"You are right--we do not follow ancient usages," Praeger said proudly. "We take for ourselves the beliefs we require, and reshape them ourselves to our hearts' desire. That is the modern way. That is the Atlantean way. We are loyal to our country, sir, even if misguided officials persist in failing to understand us."
"You don't say anything about the dead 'uns," Walton remarked.
"I don't know anything about them. Nor do I know how to reach the Preacher." Praeger held up a hand before either Englishman could speak. "I shall talk to certain colleagues of mine. If, through them or their associates, word of your desire reaches him, I am confident that he will in turn be able to reach you." His shrug seemed genuinely regretful. "I can do no more."
"Thank you for doing that much," Helms said. "Tell me one thing more, if you would: what do the symbols flanking the cross to either side signify to you?"
"Why, the truth, of course," Henry Praeger answered.
Dr. Walton was happy enough to play tourist in Hanover. Even if the city was young--almost infantile by Old World standards--there was a good deal to see, from the Curb Exchange Building to the Navy Yard to the cancan houses that were the scandal of Atlantis, and of much of Terranova and Europe as well (France, by all accounts, took them in stride). Walton returned from his visit happily scandalized.
Athelstan Helms went to no cancan houses. He set up a laboratory of sorts in their rooms, and paid the chambermaids not to clean it. When he wasn't fussing there with the daggers that had greeted him or the good doctor, he was poring over files of the
From sources unknown to Walton, Helms procured a violin, upon which he practiced at all hours until guests in the adjoining chambers pounded on the walls. Then, reluctantly, he was persuaded to desist.
"Some people," he said with the faintest trace of petulance, "have no appreciation for--"
"Good music," Dr. Walton said loyally.
"Well, actually, that is not what I was going to say," Helms told him. "They have no appreciation for the fact that any musician, good, bad, or indifferent, must regularly play his instrument if he is not to become worse. In the absence of any communication from the Preacher, what shall I do with my time?"
"You might tour the city," Walton suggested. "There is, I must admit, more to it than I would have expected."
"It is not London," Athelstan Helms said, as if that were all that required saying. In case it wasn't, he added a still more devastating sidebar: "It is not even Paris."
"Well, no," Walton said, "but have you seen the museum? Astonishing relics of the honkers. Not just skeletons and eggshells, mind you, but skins with feathers still on 'em. The birds might almost be alive."
"So might the men the House of Universal Devotion murdered," Helms replied, still in that tart mood. "They might almost be, but they are not."
"Also a fine selection of Atlantean plants," the good doctor said. "Those are as distinctive as the avifauna, if not more so. Some merely decorative, some ingeniously insectivorous, some from which we draw spices, and also some formidably poisonous."
That drew his particular friend's interest; Dr. Walton had thought it might. "I have made a certain study of the noxious alkaloids to be derived from plants," Helms admitted. "That one from southern Terranova, though a stimulant, has deleterious side effects if used for extended periods. Perhaps I should take advantage of the opportunity to observe the specimens from which the poisons are drawn."
"Perhaps you should, Helms," Walton said, and so it was decided.
The Atlantean Museum could not match its British counterpart in exterior grandeur. Indeed, but for the generosity of a Briton earlier in the century, there might not have been any Atlantean Museum. Living in the present and looking toward the future as they did, the inhabitants of Atlantis cared little for the past. The museum was almost deserted when Walton brought Helms back to it.

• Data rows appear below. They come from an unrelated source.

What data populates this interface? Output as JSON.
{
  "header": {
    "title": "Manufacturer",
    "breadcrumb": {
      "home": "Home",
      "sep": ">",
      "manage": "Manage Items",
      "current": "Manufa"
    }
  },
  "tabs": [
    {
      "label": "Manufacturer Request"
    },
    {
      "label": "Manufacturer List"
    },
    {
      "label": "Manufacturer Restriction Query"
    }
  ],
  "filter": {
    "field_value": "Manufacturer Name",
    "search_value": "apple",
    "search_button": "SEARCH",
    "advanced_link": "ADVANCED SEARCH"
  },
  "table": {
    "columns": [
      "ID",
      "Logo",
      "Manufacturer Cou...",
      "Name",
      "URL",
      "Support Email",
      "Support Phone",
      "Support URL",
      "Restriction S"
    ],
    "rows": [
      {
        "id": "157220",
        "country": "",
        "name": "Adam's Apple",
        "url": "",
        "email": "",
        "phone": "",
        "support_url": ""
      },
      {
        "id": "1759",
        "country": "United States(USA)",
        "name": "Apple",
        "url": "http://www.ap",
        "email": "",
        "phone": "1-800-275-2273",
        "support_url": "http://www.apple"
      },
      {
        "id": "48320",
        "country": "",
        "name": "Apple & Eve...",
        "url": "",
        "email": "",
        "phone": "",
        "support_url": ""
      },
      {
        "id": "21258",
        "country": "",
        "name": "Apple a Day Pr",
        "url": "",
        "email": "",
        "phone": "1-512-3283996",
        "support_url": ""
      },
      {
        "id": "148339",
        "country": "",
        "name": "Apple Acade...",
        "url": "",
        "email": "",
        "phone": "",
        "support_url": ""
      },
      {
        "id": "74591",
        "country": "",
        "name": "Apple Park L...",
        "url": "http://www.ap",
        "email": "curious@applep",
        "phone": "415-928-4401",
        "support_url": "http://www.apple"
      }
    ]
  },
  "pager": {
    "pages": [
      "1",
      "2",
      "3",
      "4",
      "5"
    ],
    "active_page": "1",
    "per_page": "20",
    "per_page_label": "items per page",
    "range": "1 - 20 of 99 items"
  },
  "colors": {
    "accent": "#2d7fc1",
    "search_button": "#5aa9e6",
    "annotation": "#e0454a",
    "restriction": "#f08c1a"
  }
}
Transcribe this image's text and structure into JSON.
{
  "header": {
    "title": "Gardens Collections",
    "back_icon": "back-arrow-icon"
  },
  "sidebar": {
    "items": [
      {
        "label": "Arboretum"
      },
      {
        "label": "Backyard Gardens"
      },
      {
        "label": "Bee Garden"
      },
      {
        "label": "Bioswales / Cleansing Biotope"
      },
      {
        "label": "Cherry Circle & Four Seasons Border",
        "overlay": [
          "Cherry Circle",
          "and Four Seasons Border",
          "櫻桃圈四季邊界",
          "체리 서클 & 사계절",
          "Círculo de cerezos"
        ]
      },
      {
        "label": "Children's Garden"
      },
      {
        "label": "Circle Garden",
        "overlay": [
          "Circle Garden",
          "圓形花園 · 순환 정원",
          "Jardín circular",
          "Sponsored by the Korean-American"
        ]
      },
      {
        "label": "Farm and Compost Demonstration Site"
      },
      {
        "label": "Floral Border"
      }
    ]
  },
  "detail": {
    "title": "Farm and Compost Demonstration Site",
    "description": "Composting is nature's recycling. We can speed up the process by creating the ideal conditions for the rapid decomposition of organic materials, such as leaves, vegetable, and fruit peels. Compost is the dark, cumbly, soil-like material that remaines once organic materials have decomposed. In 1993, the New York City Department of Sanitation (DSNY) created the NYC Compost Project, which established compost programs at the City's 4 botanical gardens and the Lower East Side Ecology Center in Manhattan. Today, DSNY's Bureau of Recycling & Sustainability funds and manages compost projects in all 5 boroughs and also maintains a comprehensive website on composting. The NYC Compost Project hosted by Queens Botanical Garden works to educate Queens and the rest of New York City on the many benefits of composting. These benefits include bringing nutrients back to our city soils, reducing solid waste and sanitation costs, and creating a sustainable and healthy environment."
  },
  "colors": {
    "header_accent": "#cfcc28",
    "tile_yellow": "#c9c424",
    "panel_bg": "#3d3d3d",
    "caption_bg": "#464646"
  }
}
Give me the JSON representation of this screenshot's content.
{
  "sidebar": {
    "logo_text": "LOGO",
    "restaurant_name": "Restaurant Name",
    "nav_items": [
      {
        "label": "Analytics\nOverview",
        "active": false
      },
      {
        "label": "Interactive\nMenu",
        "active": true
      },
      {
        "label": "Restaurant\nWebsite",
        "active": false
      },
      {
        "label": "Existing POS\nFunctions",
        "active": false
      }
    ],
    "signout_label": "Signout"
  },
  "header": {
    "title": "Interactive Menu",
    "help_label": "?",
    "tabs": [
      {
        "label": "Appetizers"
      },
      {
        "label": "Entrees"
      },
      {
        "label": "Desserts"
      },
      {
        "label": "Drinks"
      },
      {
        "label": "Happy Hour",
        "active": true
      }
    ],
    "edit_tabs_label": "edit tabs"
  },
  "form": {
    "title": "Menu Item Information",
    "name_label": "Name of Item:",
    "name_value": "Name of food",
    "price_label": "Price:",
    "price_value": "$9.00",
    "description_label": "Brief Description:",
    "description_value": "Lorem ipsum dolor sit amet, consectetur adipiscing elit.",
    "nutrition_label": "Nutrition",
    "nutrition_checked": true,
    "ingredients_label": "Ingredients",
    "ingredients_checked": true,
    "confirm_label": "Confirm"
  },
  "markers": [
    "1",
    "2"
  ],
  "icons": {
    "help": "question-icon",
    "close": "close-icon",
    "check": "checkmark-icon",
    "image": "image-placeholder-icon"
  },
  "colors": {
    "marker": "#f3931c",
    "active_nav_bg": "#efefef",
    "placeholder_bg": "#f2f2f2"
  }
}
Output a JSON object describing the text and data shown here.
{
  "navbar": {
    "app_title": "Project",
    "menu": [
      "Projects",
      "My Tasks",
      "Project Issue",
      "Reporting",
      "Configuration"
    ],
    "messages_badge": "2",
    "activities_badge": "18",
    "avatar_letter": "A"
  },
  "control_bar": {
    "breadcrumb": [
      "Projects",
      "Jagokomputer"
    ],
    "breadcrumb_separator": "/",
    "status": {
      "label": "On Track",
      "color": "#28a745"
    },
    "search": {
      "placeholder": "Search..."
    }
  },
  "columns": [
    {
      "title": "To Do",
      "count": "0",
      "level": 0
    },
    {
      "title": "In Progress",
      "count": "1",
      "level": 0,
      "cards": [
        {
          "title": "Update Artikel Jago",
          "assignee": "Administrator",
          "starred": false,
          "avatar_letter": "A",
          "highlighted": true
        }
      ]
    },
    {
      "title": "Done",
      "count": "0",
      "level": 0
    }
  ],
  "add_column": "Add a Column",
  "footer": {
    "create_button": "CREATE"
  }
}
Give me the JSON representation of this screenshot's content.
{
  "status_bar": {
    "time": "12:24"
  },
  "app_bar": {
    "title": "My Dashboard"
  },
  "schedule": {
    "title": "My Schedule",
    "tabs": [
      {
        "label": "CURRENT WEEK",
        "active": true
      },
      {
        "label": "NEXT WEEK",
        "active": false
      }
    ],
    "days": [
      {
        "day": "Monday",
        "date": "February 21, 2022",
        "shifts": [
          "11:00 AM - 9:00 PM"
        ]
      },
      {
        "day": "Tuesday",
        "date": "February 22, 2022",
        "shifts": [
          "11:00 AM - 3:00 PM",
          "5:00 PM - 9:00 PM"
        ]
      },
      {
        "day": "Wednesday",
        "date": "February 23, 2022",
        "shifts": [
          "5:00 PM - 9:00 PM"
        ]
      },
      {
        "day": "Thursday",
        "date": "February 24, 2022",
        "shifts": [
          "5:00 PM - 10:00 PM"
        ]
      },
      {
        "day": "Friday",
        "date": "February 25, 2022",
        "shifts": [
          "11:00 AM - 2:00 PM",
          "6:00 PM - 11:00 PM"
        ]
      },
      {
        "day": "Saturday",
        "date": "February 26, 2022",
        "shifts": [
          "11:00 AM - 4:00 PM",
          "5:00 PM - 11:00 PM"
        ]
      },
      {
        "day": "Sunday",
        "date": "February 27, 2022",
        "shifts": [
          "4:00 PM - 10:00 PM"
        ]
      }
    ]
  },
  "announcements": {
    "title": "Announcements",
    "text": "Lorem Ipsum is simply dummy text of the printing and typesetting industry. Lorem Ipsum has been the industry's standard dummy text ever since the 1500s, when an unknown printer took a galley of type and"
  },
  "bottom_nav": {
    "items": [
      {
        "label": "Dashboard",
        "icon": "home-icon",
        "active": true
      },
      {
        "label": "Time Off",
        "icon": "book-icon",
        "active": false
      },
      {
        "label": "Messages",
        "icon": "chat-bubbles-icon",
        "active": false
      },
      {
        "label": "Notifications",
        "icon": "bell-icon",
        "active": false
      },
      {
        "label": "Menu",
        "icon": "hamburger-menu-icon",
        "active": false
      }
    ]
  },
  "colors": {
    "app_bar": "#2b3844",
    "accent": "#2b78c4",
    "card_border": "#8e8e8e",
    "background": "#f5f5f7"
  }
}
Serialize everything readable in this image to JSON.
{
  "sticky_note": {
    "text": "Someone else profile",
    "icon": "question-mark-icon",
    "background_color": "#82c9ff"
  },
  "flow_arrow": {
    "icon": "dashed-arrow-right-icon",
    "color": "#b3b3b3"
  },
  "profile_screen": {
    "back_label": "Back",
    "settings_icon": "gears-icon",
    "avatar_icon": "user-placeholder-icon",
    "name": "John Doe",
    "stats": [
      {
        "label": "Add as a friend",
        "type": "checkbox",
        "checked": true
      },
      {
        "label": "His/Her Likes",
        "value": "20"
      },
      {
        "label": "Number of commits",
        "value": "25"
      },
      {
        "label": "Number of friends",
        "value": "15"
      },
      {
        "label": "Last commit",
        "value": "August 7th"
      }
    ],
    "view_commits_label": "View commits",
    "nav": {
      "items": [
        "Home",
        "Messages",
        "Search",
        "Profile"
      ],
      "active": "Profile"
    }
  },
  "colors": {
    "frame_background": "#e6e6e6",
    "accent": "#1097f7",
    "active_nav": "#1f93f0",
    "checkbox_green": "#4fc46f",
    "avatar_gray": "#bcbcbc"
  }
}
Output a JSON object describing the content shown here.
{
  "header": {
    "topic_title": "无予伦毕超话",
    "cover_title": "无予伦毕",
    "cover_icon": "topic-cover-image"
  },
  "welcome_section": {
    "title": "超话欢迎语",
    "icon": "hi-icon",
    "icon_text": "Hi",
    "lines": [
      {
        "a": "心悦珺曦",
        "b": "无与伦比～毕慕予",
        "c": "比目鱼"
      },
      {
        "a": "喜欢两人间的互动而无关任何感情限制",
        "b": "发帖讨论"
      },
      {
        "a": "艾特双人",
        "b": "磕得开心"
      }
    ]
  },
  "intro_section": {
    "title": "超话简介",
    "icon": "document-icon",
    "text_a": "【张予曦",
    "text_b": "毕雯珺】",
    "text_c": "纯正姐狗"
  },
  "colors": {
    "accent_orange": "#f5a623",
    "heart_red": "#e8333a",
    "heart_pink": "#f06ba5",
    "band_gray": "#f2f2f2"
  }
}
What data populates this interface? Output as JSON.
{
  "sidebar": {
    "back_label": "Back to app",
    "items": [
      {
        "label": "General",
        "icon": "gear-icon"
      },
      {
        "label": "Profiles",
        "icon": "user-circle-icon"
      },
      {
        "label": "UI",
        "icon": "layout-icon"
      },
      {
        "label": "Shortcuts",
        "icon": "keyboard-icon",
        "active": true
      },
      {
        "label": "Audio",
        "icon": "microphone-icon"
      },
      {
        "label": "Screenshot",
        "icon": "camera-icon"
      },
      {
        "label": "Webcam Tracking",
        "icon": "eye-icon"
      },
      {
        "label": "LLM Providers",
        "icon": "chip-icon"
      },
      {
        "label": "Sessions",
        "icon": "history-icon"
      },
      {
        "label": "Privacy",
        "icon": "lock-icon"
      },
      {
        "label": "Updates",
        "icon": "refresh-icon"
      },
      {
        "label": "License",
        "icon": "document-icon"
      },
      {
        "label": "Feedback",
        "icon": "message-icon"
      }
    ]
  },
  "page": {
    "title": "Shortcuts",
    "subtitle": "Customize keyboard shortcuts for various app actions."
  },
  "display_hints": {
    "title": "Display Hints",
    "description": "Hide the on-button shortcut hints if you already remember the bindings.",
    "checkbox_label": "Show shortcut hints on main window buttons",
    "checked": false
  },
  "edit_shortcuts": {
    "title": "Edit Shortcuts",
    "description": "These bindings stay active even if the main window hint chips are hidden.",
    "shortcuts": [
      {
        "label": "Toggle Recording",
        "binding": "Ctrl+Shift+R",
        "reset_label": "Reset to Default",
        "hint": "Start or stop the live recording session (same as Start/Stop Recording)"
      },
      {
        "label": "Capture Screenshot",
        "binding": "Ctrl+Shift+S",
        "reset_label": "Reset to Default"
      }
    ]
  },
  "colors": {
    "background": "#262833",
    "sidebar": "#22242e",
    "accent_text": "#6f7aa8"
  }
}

Helms sniffed at the exhibit of extinct honkers that had so pleased his associate. Nor did a close-up view of the formidable beak and talons of a stuffed red-crested eagle much impress him. What purported to be a cucumber slug climbing up a redwood got him to lean forward to examine it more closely. He drew back a moment later, shaking his head. "It's made of plaster of Paris, and its trail is mucilage."
"This is a museum, not a zoological garden," Dr. Walton said reasonably. "You can hardly expect a live slug here. Suppose it crawled off to the other side of the trunk, where no one but its keeper could see it?" Helms only grunted, which went some way toward showing the cogency of Walton's point.